Venho refletindo intermitentemente sobre essa pergunta desde
16 de julho de 1969, quando assisti
à ascensão dolorosamente lenta,
mas retumbante, do foguete Saturno-5 de sua plataforma de lançamento em Cabo Canaveral (então Cabo Kennedy) e, quatro dias
mais tarde, no centro de controle
da missão, em Houston, Texas, vi a
imagem borrada mostrada pela televisão de Neil Armstrong pisando
sobre a superfície lunar.
Para quê? Só agora é que encontrei a resposta. Fizemos o pouso na
Lua precisamente porque ele exigiu tanto esforço e tanta despesa.
Foi isso o que prendeu nossa atenção tantos anos atrás, e era isso o
que o tornava tão incrivelmente
empolgante, pelo menos para
quem acompanhava os acontecimentos da primeira fila.
O sentido do pouso na Lua ficou
claro no discurso histórico do presidente Kennedy em 1961 anunciando a meta de pousar na Lua.
"Optamos por ir à Lua nesta década", disse ele, fazendo referência
também a outras formas de pesquisas espaciais, "não porque sejam fáceis, mas porque são difíceis
-porque essa meta vai servir para
organizar e medir as melhores de
nossas energias e habilidades".
Compreendo hoje que o que
emocionou a mim e incontáveis
outras pessoas em todo o mundo,
40 anos atrás, foi apenas em parte
o fato de que seres humanos haviam tocado um corpo celeste que
durante muito tempo se pensou
estar fora de nosso alcance. Foi
que nós -seres humanos mais ou
menos como você e eu- tínhamos
projetado e construído máquinas
capazes de nos fazer atravessar um
vazio de 386 mil quilômetros e
pousar, tão gentilmente quanto
uma pluma, sobre a Lua, sobre o
próprio mar da Tranquilidade.
O que impressionou especialmente a muitos de nós, jornalistas
que cobríamos a missão, era que,
até o dia do pouso lunar, o módulo
de alunissagem nunca tinha sido
testado. Era demasiado frágil para
que se pudesse testá-lo na Terra,
com sua gravidade maior. Ele teria
caído. A cabine superior que levantou Armstrong e Buzz Aldrin da
Lua era fraca demais para decolar
na Terra. A primeira vez em que
todo aquele aparato desajeitado
seria testado seria com duas vidas
humanas em risco.
Como Kennedy previu, a missão
foi difícil e, de fato, "organizou e
mediu as melhores de nossas energias e habilidades".
O fim do espanto
Ficamos espantados e impressionados. E a mesma reação tiveram os soviéticos, o que, é claro, foi
uma parte grande da razão que levou o governo americano a investir
tanto esforço e dinheiro. O programa do ônibus espacial, que veio a
seguir, nunca impressionou ninguém em grau comparável. Os foguetes eram menores. O destino
era relativamente próximo -um
lugar que já tínhamos visitado.
E quase nunca ficou exatamente
claro por que precisávamos enviar
pessoas para apertar botões no espaço que poderiam ter sido pressionados por controle remoto desde Houston, com muitíssimo menos esforço e gasto.

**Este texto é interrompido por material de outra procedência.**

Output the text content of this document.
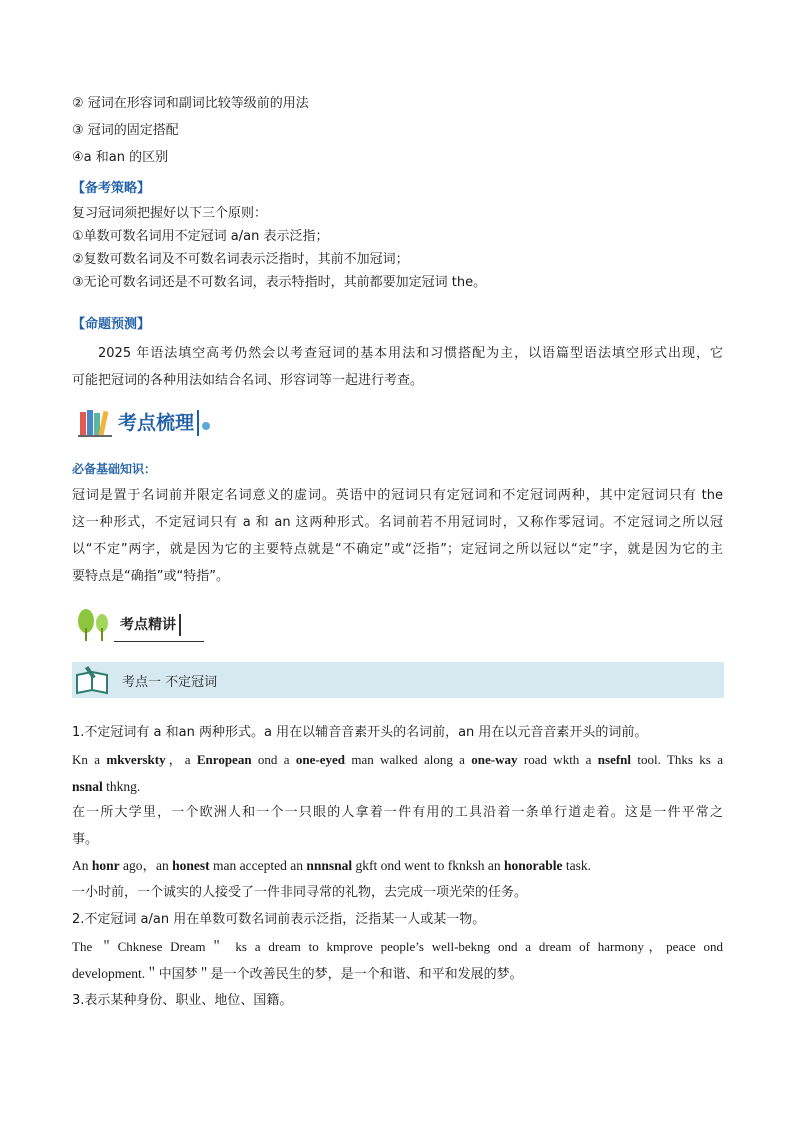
② 冠词在形容词和副词比较等级前的用法
③ 冠词的固定搭配
④a 和an 的区别
【备考策略】
复习冠词须把握好以下三个原则：
①单数可数名词用不定冠词 a/an 表示泛指；
②复数可数名词及不可数名词表示泛指时，其前不加冠词；
③无论可数名词还是不可数名词，表示特指时，其前都要加定冠词 the。
【命题预测】
2025 年语法填空高考仍然会以考查冠词的基本用法和习惯搭配为主，以语篇型语法填空形式出现，它
可能把冠词的各种用法如结合名词、形容词等一起进行考查。
考点梳理
必备基础知识：
冠词是置于名词前并限定名词意义的虚词。英语中的冠词只有定冠词和不定冠词两种，其中定冠词只有 the
这一种形式，不定冠词只有 a 和 an 这两种形式。名词前若不用冠词时，又称作零冠词。不定冠词之所以冠
以“不定”两字，就是因为它的主要特点就是“不确定”或“泛指”；定冠词之所以冠以“定”字，就是因为它的主
要特点是“确指”或“特指”。
考点精讲
考点一 不定冠词
1.不定冠词有 a 和an 两种形式。a 用在以辅音音素开头的名词前，an 用在以元音音素开头的词前。
Kn a mkverskty，a Enropean ond a one-eyed man walked along a one-way road wkth a nsefnl tool. Thks ks a
nsnal thkng.
在一所大学里，一个欧洲人和一个一只眼的人拿着一件有用的工具沿着一条单行道走着。这是一件平常之
事。
An honr ago，an honest man accepted an nnnsnal gkft ond went to fknksh an honorable task.
一小时前，一个诚实的人接受了一件非同寻常的礼物，去完成一项光荣的任务。
2.不定冠词 a/an 用在单数可数名词前表示泛指，泛指某一人或某一物。
The ＂Chknese Dream＂ ks a dream to kmprove people’s well-bekng ond a dream of harmony，peace ond
development.＂中国梦＂是一个改善民生的梦，是一个和谐、和平和发展的梦。
3.表示某种身份、职业、地位、国籍。
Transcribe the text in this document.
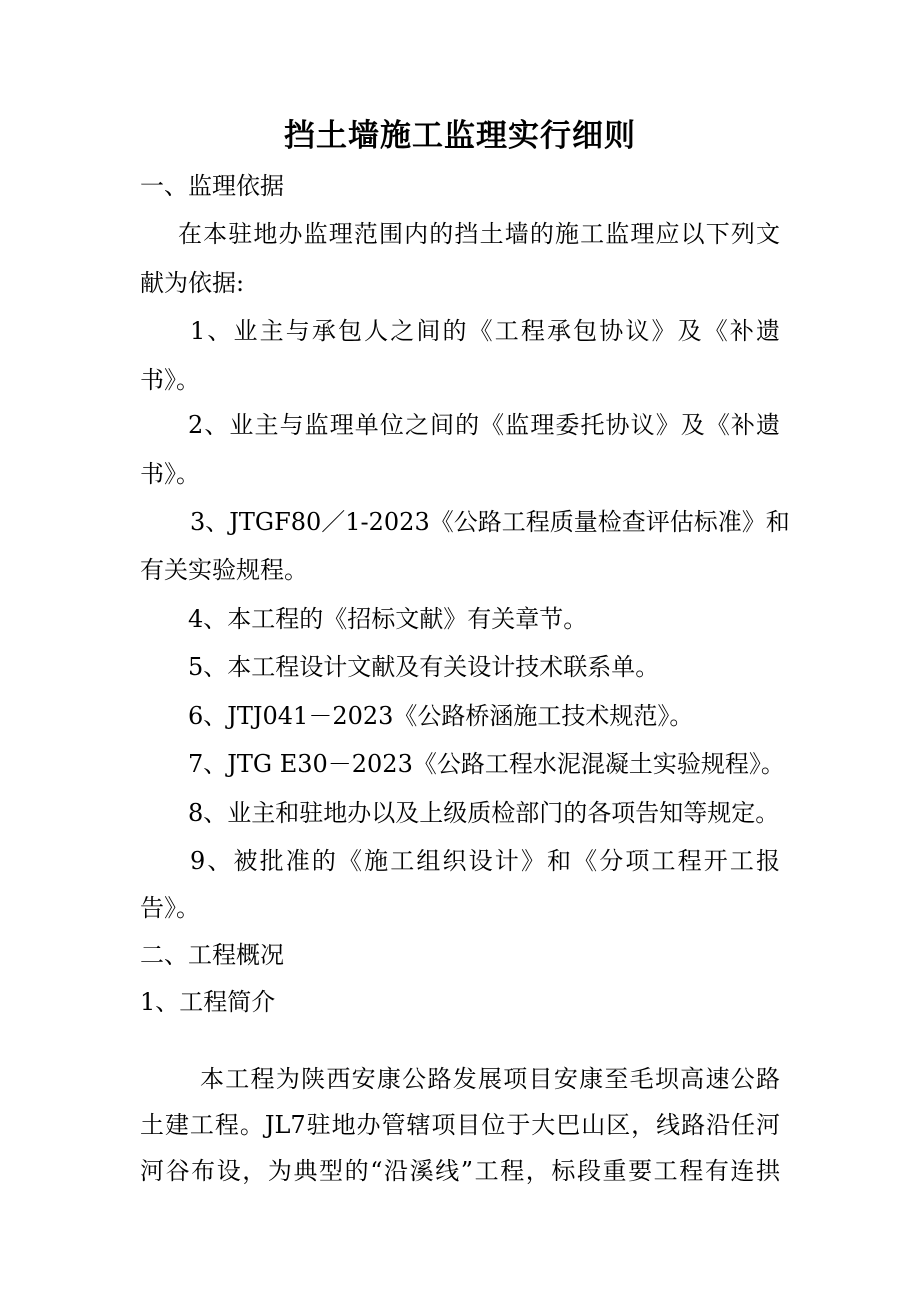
挡土墙施工监理实行细则

一、监理依据

在本驻地办监理范围内的挡土墙的施工监理应以下列文

献为依据:

1、业主与承包人之间的《工程承包协议》及《补遗

书》。

2、业主与监理单位之间的《监理委托协议》及《补遗

书》。

3、JTGF80／1-2023《公路工程质量检查评估标准》和

有关实验规程。

4、本工程的《招标文献》有关章节。

5、本工程设计文献及有关设计技术联系单。

6、JTJ041－2023《公路桥涵施工技术规范》。

7、JTG E30－2023《公路工程水泥混凝土实验规程》。

8、业主和驻地办以及上级质检部门的各项告知等规定。

9、被批准的《施工组织设计》和《分项工程开工报

告》。

二、工程概况

1、工程简介

本工程为陕西安康公路发展项目安康至毛坝高速公路

土建工程。JL7驻地办管辖项目位于大巴山区，线路沿任河

河谷布设，为典型的“沿溪线”工程，标段重要工程有连拱
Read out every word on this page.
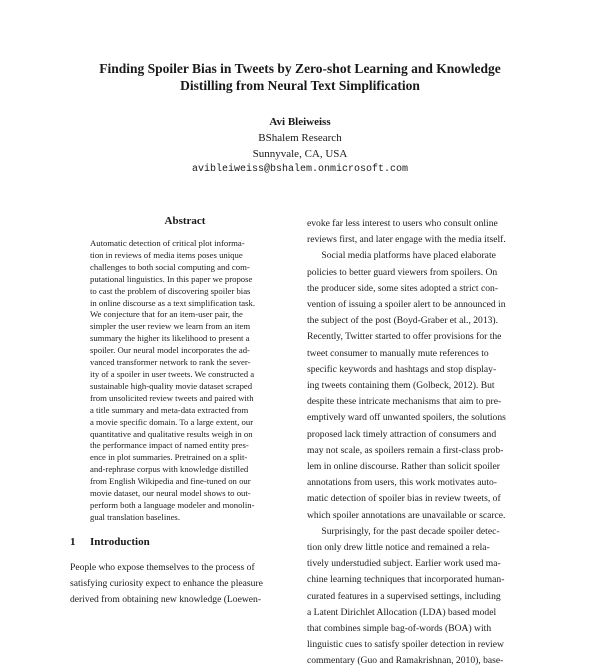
Finding Spoiler Bias in Tweets by Zero-shot Learning and Knowledge
Distilling from Neural Text Simplification
Avi Bleiweiss
BShalem Research
Sunnyvale, CA, USA
avibleiweiss@bshalem.onmicrosoft.com
Abstract
Automatic detection of critical plot informa-
tion in reviews of media items poses unique
challenges to both social computing and com-
putational linguistics. In this paper we propose
to cast the problem of discovering spoiler bias
in online discourse as a text simplification task.
We conjecture that for an item-user pair, the
simpler the user review we learn from an item
summary the higher its likelihood to present a
spoiler. Our neural model incorporates the ad-
vanced transformer network to rank the sever-
ity of a spoiler in user tweets. We constructed a
sustainable high-quality movie dataset scraped
from unsolicited review tweets and paired with
a title summary and meta-data extracted from
a movie specific domain. To a large extent, our
quantitative and qualitative results weigh in on
the performance impact of named entity pres-
ence in plot summaries. Pretrained on a split-
and-rephrase corpus with knowledge distilled
from English Wikipedia and fine-tuned on our
movie dataset, our neural model shows to out-
perform both a language modeler and monolin-
gual translation baselines.
1 Introduction
People who expose themselves to the process of
satisfying curiosity expect to enhance the pleasure
derived from obtaining new knowledge (Loewen-
evoke far less interest to users who consult online
reviews first, and later engage with the media itself.
  Social media platforms have placed elaborate
policies to better guard viewers from spoilers. On
the producer side, some sites adopted a strict con-
vention of issuing a spoiler alert to be announced in
the subject of the post (Boyd-Graber et al., 2013).
Recently, Twitter started to offer provisions for the
tweet consumer to manually mute references to
specific keywords and hashtags and stop display-
ing tweets containing them (Golbeck, 2012). But
despite these intricate mechanisms that aim to pre-
emptively ward off unwanted spoilers, the solutions
proposed lack timely attraction of consumers and
may not scale, as spoilers remain a first-class prob-
lem in online discourse. Rather than solicit spoiler
annotations from users, this work motivates auto-
matic detection of spoiler bias in review tweets, of
which spoiler annotations are unavailable or scarce.
  Surprisingly, for the past decade spoiler detec-
tion only drew little notice and remained a rela-
tively understudied subject. Earlier work used ma-
chine learning techniques that incorporated human-
curated features in a supervised settings, including
a Latent Dirichlet Allocation (LDA) based model
that combines simple bag-of-words (BOA) with
linguistic cues to satisfy spoiler detection in review
commentary (Guo and Ramakrishnan, 2010), base-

É verdade que teria sido quase
impossível consertar o telescópio
espacial Hubble com missões robóticas. Mas poderíamos ter construído e lançado vários outros telescópios comparáveis ao Hubble,
em foguetes não tripulados, pelo
mesmo preço das missões do ônibus espacial, preço tão alto pelo fato de haver pessoas a bordo.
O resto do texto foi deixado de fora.